H.G. Otten, E. Spierings, C.E. Hack, F. van Reekum, A.D. van Zuilen, M.C. Verhaar, M.L. Bots, F.H.J. Claas, D.L. Roelen, J.W. de Fijter, M.G.H. Betjes, M.A. Seelen, J.S.F. Sanders, B.G. Hepkema, A.J. Lambeck, L.B. Bungener, C. Roozendaal, M.G.J. Tilanus, J. Vanderlocht, C.E.M. Voorter, L. Wieten, M.H.L. Christiaans, L.B. Hilbrands, M.C. Baas, I. Joosten, W.A. Allebes, A. van der Meer, F. van Ittersum, S.A. Nurmohamed, N.M. Lardy, W.T. Swelsen, K.A.M.I. van der Donselaar – Pant,, N.C. van der Weerd, R.J.M. ten Berge, F.J. Bemelman, A.J. Hoitsma

Location(s): Rondgang 1e verdieping

Category:

Kidney transplantation is the best option after end-stage renal failure. At present, approximately 800 Dutch patients are registered on the active waiting list of Eurotransplant. The waiting time in the Netherlands for a kidney from a deceased donor is on average between 3 and 4 years. During this period, patients are fully dependent on dialysis, which replaces only partly the renal function, whereas the quality of life is limited. Mortality amongst patients on the waiting list is high. In order to increase the number of kidney donors, several initiatives have been undertaken by the Dutch Kidney Foundation including national calls for donor registration and providing information on organ donation and kidney transplantation. The aim of the national PROCARE consortium is to develop improved matching algorithms that will lead to a prolonged survival of transplanted donor kidneys and a reduced HLA immunization. The latter will positively affect the waiting time for a retrainsplantation.

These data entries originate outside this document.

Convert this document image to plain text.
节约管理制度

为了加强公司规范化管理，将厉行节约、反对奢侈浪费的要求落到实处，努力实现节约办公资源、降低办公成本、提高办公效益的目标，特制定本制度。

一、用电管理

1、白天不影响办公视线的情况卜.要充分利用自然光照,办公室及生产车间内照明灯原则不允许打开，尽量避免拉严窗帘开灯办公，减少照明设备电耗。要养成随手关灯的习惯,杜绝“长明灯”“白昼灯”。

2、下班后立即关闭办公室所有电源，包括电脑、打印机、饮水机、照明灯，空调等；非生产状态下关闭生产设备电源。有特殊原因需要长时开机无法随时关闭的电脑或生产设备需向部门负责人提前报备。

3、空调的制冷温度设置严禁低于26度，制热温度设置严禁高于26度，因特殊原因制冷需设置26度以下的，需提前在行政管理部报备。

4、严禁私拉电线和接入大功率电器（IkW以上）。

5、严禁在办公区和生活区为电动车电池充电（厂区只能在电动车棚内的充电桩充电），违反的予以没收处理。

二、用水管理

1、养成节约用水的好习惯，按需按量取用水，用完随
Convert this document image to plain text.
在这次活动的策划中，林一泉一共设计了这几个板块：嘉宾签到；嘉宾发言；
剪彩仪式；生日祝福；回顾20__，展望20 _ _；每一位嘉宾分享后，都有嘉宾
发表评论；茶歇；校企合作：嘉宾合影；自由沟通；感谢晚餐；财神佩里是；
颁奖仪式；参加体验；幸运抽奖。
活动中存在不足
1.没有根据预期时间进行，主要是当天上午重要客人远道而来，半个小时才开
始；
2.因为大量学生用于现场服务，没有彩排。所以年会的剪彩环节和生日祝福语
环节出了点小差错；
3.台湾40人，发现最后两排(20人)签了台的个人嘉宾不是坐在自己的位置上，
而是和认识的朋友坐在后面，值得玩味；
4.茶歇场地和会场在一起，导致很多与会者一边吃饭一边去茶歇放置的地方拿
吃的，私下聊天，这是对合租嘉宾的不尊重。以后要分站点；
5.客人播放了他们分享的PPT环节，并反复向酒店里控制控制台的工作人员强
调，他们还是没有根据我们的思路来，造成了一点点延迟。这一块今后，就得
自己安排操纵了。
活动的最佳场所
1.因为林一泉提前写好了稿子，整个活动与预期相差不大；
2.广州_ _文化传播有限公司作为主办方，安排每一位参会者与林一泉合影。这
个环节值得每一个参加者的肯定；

The present algorithm for allocation is amongst others based on matching for the HLA antigen, which were originally defined by antibodies in serological typing. However, multiple studies suggest that this algorithm needs adaptation and that other parameters which are currently not included may assist in improving graft survival rates. To this end, we will use a multicenter-based evaluation on 5.429 patients transplanted between 1995-2005. The association between key clinical endpoints and selected laboratory defined parameters will be examined, including luminex-defined HLA antibody specificities, T and B cell epitopes recognized on the mismatched HLA antigens, non-HLA antibodies, and also polymorphisms in complement and Fc receptors functionally associated with effector functions of anti-graft antibodies. From these data, key parameters determining the success of kidney transplantation will be distilled which will lead to the identification of additional parameters to be included in future matching algorithms aiming at the extension of the half-life of transplanted kidneys and a diminished HLA immunization. Simulation studies should reveal the number of patients having a direct benefit from an improved matching, the effect on shortening of waiting lists, and the decrease in waiting time.